Viernes, 26 de abril de 2024
La Cocina Imaginada
Gracias, no bailo, hoy vine a comer
Ignacio Medina

Ignacio Medina

Me dedico al periodismo gastronómico desde hace 40 años. He trabajado en diarios, revistas especializadas, emisoras de radio y programas de televisión. La crítica es imprescindible para avanzar en cualquier disciplina; sin ella es difícil hacerse preguntas y recibir estímulos para buscar respuestas. 

Actualizada:

4 Dic 2021 - 0:05

Los comedores ecuatorianos acostumbran ser como una caja de truenos sin salida de emergencia.

No deja de sorprenderme la naturalidad con que afrontamos el estruendo de nuestros restaurantes, no importa si son locales populares o estamos ocupando mesa en muchos de los más reputados.

Casi tanto como me sorprende la extraordinaria habilidad de decoradores, arquitectos e interioristas para convertirlos en la exaltación del fragor urbano. ¿Ninguno hizo un curso de insonorización de locales? 

Sus materiales preferidos, el vidrio y la piedra, están incapacitados, como sucede con el metal, para absorber el sonido; por el contrario, multiplican el eco hasta convertirlo en estruendo.

Desde que retiraron los manteles, el efecto aumenta todavía más. La historia se repite en toda la región.

Cuanto más dinero se invierte en un nuevo restaurante, más arquitectos y más interioristas especializados –disculpen el sarcasmo- se contratan, más ruidosos, incómodos e inhabitables son nuestros comedores.

Sucedió hace años. Comía en un restaurante de San Sebastián con estrellas en la guía Michelin, cuando mi acompañante latinoamericano levantó la vista del plato, miró alrededor suyo, dando un repaso al comedor, y preguntó: "¿no hay música en los restaurantes españoles?".

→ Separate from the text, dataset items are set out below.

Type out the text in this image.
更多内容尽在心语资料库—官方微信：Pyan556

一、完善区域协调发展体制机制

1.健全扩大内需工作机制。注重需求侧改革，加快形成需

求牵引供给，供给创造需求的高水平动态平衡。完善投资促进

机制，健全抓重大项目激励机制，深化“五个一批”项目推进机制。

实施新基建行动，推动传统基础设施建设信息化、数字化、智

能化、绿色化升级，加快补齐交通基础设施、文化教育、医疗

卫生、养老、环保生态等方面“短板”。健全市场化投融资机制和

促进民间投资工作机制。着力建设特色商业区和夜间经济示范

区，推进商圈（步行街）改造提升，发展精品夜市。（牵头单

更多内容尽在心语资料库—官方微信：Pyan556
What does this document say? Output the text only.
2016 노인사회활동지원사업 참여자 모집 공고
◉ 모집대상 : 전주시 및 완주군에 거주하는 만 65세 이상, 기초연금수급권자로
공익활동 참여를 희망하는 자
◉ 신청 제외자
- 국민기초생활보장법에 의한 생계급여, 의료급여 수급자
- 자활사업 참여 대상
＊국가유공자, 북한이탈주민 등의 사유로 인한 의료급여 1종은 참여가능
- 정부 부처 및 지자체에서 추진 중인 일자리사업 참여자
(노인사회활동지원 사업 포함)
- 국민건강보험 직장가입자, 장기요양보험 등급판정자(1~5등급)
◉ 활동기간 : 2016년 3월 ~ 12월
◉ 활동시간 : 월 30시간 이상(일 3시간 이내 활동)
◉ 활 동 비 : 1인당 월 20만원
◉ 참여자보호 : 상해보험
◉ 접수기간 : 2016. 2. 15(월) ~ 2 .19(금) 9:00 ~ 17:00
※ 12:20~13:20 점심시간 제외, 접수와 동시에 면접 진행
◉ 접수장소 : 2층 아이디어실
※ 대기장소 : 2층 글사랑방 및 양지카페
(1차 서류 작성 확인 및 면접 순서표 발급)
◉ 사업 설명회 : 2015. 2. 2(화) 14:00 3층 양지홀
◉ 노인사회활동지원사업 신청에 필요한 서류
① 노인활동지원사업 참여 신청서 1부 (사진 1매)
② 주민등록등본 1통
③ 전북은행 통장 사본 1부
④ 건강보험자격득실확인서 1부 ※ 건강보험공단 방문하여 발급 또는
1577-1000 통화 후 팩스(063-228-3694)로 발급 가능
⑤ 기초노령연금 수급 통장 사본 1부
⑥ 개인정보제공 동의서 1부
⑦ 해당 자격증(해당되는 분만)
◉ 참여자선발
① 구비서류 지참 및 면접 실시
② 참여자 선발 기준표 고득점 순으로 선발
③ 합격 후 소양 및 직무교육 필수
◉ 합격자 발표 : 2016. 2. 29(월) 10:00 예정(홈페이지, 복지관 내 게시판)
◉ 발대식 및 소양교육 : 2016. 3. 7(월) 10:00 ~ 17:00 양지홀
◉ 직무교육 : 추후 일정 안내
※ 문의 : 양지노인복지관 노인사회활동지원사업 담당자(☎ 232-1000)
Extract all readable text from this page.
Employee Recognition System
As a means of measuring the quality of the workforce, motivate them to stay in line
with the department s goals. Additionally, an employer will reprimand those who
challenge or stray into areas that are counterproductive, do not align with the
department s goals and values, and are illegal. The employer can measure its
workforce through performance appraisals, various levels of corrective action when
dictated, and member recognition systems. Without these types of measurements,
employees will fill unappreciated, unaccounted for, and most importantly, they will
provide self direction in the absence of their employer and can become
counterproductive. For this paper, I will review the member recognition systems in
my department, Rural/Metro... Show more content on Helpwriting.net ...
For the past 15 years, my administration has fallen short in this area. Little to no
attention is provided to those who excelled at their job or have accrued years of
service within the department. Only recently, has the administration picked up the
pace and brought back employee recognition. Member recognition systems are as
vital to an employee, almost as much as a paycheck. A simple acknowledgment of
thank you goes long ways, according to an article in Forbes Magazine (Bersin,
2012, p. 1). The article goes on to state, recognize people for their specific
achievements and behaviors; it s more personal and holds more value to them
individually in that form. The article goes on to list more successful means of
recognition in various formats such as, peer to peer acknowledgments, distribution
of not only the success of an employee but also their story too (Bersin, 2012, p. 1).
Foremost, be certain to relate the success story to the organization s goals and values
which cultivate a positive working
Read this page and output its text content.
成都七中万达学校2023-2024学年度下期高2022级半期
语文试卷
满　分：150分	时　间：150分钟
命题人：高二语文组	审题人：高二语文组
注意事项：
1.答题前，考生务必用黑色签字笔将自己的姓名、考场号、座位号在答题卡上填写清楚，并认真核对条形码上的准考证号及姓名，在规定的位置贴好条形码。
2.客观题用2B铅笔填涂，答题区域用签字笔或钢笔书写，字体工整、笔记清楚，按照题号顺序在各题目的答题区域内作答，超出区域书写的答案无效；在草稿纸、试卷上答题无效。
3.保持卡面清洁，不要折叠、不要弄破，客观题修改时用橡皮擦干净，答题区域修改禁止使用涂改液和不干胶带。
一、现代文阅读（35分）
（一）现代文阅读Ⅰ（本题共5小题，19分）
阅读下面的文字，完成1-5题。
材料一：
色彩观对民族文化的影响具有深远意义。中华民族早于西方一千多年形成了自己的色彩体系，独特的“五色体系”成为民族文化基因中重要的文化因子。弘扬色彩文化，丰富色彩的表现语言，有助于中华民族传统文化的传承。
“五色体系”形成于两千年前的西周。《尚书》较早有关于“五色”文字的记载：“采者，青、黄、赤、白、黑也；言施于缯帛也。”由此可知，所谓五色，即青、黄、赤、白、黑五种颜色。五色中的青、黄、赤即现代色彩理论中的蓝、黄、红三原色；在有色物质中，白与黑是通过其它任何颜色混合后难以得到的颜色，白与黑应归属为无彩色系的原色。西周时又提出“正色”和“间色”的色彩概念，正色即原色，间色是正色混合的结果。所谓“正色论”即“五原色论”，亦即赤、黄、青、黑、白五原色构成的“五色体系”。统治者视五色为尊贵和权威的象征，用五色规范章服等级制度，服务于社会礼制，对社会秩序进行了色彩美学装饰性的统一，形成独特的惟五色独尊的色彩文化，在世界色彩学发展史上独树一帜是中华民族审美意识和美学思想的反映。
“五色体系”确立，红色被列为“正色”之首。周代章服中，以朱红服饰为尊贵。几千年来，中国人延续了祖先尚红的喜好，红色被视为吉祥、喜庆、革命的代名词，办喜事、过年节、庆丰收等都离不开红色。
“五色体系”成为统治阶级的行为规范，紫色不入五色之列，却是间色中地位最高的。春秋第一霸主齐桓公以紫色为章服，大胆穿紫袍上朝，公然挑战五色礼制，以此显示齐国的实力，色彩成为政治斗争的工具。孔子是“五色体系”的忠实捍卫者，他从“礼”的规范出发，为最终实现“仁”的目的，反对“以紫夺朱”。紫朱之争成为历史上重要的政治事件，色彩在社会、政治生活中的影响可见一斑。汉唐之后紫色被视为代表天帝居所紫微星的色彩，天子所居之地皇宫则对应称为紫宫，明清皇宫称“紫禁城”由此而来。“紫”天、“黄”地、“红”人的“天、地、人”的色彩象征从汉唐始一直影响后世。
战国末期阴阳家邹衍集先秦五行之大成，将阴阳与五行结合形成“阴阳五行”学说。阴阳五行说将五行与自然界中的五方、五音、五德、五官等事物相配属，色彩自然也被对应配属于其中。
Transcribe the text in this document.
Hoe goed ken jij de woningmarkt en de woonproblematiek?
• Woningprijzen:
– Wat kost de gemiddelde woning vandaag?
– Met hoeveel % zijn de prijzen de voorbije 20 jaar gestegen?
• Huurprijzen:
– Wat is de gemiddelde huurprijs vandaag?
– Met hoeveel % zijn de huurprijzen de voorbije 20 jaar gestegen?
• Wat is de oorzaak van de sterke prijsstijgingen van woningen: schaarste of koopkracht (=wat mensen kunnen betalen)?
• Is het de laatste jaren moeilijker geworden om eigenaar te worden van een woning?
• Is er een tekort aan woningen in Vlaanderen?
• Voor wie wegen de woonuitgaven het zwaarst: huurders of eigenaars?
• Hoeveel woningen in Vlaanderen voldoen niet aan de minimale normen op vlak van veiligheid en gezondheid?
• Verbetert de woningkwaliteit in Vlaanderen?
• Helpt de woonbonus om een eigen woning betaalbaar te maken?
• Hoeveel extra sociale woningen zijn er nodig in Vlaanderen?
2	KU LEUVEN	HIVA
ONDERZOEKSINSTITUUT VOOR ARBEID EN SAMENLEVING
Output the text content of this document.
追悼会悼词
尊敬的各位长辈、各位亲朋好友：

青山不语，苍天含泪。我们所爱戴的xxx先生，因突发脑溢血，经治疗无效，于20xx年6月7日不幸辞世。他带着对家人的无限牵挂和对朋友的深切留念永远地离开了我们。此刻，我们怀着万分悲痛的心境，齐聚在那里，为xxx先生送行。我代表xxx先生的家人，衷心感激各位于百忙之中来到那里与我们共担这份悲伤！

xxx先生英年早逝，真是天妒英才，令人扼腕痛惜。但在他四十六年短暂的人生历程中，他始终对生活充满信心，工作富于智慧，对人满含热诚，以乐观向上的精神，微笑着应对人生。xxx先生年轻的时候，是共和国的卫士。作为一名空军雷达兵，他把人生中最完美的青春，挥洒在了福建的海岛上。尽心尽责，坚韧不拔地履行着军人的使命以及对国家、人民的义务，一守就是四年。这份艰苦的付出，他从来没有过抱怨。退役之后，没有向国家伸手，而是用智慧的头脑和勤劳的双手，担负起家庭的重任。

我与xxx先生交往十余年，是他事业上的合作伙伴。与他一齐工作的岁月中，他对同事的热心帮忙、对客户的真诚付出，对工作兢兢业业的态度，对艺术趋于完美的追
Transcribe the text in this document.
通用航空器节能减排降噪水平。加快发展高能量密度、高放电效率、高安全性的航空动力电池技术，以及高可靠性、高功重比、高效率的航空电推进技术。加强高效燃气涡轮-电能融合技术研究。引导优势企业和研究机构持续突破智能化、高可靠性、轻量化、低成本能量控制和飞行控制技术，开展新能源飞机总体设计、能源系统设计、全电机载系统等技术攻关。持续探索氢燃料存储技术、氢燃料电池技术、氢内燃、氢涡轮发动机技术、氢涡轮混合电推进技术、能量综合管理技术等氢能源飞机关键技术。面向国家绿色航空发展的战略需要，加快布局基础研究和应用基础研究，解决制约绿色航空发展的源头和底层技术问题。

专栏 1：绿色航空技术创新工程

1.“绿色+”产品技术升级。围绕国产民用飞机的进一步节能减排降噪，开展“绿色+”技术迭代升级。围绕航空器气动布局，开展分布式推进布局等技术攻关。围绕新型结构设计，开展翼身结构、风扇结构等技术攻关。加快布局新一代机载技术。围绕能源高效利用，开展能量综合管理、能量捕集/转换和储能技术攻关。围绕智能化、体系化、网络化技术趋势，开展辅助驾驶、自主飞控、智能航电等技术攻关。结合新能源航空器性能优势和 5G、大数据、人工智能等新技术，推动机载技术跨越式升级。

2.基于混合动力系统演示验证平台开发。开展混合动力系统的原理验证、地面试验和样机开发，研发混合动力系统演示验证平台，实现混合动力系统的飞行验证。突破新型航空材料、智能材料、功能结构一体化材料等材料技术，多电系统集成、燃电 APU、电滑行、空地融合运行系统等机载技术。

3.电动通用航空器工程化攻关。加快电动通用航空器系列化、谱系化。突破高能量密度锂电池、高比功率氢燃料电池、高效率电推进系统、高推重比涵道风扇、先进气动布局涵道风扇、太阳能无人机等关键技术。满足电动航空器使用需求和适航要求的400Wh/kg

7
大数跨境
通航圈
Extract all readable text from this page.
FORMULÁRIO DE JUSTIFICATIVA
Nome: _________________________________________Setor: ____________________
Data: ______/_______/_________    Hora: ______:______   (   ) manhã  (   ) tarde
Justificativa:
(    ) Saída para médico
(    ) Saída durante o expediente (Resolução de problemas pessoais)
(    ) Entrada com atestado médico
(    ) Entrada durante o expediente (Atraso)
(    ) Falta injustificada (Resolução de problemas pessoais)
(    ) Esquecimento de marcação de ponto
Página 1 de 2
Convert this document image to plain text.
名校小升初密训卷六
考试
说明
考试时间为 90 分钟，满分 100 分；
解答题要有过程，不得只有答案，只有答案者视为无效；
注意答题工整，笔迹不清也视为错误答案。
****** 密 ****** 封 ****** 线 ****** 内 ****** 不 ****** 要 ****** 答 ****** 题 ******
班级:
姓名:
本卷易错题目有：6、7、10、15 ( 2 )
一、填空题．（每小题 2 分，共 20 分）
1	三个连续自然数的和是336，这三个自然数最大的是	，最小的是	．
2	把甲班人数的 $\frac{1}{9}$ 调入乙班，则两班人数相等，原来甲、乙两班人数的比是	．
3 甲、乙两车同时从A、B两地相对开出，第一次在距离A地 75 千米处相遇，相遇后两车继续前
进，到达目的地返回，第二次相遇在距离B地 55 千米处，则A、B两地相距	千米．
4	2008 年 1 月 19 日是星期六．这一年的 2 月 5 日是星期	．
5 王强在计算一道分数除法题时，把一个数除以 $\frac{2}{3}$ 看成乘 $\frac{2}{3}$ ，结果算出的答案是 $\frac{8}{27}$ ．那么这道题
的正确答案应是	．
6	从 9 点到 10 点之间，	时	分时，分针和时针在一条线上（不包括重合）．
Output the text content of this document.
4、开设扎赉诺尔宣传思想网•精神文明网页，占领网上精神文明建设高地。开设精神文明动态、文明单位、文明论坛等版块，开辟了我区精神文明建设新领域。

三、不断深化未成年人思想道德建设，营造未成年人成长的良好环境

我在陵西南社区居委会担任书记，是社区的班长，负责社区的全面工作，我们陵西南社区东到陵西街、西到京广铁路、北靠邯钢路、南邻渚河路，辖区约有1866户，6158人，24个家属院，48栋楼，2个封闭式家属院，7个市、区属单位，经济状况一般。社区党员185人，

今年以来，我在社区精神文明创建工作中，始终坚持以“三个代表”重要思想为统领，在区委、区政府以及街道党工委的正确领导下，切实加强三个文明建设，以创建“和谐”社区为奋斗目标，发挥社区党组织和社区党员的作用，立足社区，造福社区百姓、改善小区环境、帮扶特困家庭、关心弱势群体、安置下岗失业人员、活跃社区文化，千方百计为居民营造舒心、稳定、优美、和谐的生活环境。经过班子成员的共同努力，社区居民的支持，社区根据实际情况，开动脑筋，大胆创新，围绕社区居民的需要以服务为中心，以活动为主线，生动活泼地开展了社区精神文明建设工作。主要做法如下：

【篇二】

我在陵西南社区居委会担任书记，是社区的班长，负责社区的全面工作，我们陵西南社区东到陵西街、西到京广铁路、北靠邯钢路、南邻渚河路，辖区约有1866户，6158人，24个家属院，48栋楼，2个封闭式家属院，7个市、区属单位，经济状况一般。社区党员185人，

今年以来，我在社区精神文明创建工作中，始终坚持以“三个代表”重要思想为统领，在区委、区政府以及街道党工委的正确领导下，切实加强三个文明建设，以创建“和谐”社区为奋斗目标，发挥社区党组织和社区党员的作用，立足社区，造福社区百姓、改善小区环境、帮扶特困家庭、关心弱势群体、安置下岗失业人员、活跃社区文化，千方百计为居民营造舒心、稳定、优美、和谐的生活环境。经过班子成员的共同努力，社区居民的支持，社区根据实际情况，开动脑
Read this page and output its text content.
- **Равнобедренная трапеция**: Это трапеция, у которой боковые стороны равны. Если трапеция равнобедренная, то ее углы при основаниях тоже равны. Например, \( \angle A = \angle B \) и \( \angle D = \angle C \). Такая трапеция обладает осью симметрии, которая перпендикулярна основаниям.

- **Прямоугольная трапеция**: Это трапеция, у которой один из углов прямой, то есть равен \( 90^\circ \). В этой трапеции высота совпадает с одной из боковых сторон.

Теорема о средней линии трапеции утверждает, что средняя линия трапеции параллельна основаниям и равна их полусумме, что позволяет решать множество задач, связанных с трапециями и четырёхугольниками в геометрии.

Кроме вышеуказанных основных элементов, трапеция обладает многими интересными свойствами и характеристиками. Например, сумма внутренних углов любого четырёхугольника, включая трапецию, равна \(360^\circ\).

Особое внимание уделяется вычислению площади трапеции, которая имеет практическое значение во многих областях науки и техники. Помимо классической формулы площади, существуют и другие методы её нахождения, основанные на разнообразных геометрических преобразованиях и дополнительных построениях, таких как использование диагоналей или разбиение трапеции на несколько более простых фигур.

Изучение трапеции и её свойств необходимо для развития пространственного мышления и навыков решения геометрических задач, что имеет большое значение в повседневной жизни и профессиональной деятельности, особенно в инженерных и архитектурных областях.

Tenía razón. No la hubo ese día, ni los anteriores en los que me acompañó. Pasamos tres días visitando restaurantes, casi siempre sin música y cuando la había apenas se notaba; solo la imprescindible para ocultar el silencio y dejar a salvo la intimidad de la conversación en la mesa.

No entendí su sorpresa hasta que llegué a Sudamérica, donde el fragor de la música parecía definir el estado natural de las cocinas.

Hasta entonces, creía que los restaurantes eran lugares propicios para disfrutar con la comida y, a ser posible, con la compañía: alguna dosis de esa fascinante intimidad que se concreta en público, ocultando y mostrando a partes iguales, buena conversación y el añadido (cuando todo encaja) de los placeres que proporciona la mesa. 

Aquellos comedores invitaban más a bailar que a comer, y pude entender que había saltado al otro lado de la moneda. Desde la perspectiva local, mi vida pasó en el lado equivocado de la mesa, aunque a mí se me antojaba estar visitando el lado oscuro; el fragor no estimula mi relación con la cocina.  

En nuestros restaurantes se puede hablar, siempre que sea a gritos. Cuando la música y la sobrepoblación del comedor alcanzan la categoría de ruido, imponen una barrera sonora solo superable con muchas dificultades.

Levantas la voz para hacerte escuchar por tu compañero de mesa y gritas para hablar con el camarero, él responde todavía más fuerte, el de la mesa contigua aumenta el volumen para que su vecino pueda entenderle y así sucesivamente. 

De vez en cuando todos enmudecen una micra de segundo, como si se hubieran puesto de acuerdo y ese repentino silencio, en lugar de tener relación con el paso de un ángel, hace todavía más notable el griterío que llenaba y volverá a inundar el comedor.

Algunos comedores parecen gallineros, aunque te cobren como si ofrecieran un ambiente agradable y relajado.

Las opiniones expresadas por los columnistas de PRIMICIAS en este espacio reflejan el pensamiento de sus autores, pero no nuestra posición.